Here is a pure SQL solution.
Use COPY to import your file into a temporary table and one DML statement with data modifying CTEs (requires PostgreSQL 9.1 or later) to do the rest. Should be fast for both steps:
Temporary table with a single text column ( dropped automatically at end of session):
CREATE TEMP TABLE tmp (txt text);
Import data from file:
COPY tmp FROM '/path/to/file.txt'
If you are doing this from a remote client, use the meta command \copy of psql instead.
My solution depends on the data format displayed in the question. I.e.: there is an empty row before and after a city. I assume actual empty strings in the import file. Make sure to have a leading row with an empty string before the first city to avoid a special case.

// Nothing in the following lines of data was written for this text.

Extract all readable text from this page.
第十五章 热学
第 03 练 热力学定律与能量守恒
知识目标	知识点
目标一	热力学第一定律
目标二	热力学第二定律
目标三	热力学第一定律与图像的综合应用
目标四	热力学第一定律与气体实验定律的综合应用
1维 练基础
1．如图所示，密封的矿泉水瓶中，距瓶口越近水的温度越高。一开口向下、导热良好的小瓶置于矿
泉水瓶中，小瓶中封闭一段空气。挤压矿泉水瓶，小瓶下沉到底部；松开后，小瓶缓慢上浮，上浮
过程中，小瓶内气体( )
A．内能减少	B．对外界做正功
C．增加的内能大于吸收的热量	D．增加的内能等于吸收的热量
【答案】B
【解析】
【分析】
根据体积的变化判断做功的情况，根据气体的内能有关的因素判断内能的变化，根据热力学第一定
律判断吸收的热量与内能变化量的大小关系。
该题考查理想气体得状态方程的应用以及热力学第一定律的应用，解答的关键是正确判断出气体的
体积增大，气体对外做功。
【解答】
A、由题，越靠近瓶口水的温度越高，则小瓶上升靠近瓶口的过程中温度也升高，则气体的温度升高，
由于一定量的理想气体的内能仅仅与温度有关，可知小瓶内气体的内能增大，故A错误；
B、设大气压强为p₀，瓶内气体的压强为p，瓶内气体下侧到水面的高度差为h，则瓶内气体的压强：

Rows will be inserted in order. I use that for the following window functions without ordering.
WITH x AS (
SELECT txt
,row_number() OVER () AS rn
,lead(txt) OVER () = '' AND
lag(txt) OVER () = '' AS city
FROM tmp -- don't remove empty rows just yet
), y AS (
SELECT txt, city
,sum(city::int) OVER w AS id
FROM x
WHERE txt <> '' -- remove empty rows now
WINDOW w AS (ORDER BY rn)
), l AS (
INSERT INTO location (id, name)
SELECT id, txt
FROM y
WHERE city
), u AS (
INSERT INTO university u (location, name)
SELECT id, txt
FROM y
WHERE NOT city
)
SELECT setval('location_id_seq', max(id))
FROM y;
Voilá.
CTE x marks cities based on an empty string value in the rows before and after them.
CTE y adds a running sum of cities (id), thereby forming a perfectly valid id for each city and its unis.
CTEs l and u do the inserting, which is now easy.
The final SELECT sets the next value for the sequence attached to location.id. We have not been using it, so we must set it to the current maximum value or we run into duplicate key errors with future INSERTs to location.
Transforming the original into a table is the safest way... then you can just upload it with COPY.
BEGIN { bl=0; body=0; header=""; }
$0 == "" && body==1 && header!="" { header=""; body=0; bl=1; next; }
$0 == "" && body==0 { bl=1; next; }
$0 != "" && header=="" { header=$0; bl=0; next; }
$0 != "" && bl==1 && header!="" { body=1; print header, ",", $0 }
something like that AWK would turn your file into a table which you could then upload with a straight psql copy statement:
COPY university_data_file_table FROM awk-mashed-file;
then you could transform that table into your separate ones:
CREATE TABLE country AS SELECT DISTINCT country FROM university_data_file_table;
CREATE TABLE university AS SELECT country.id, udft.university FROM country, university_data_file_table udft WHERE udft.country = country.country;
Something like that would be easily scriptable with a psql script. As I say, you do have to do the initial transform.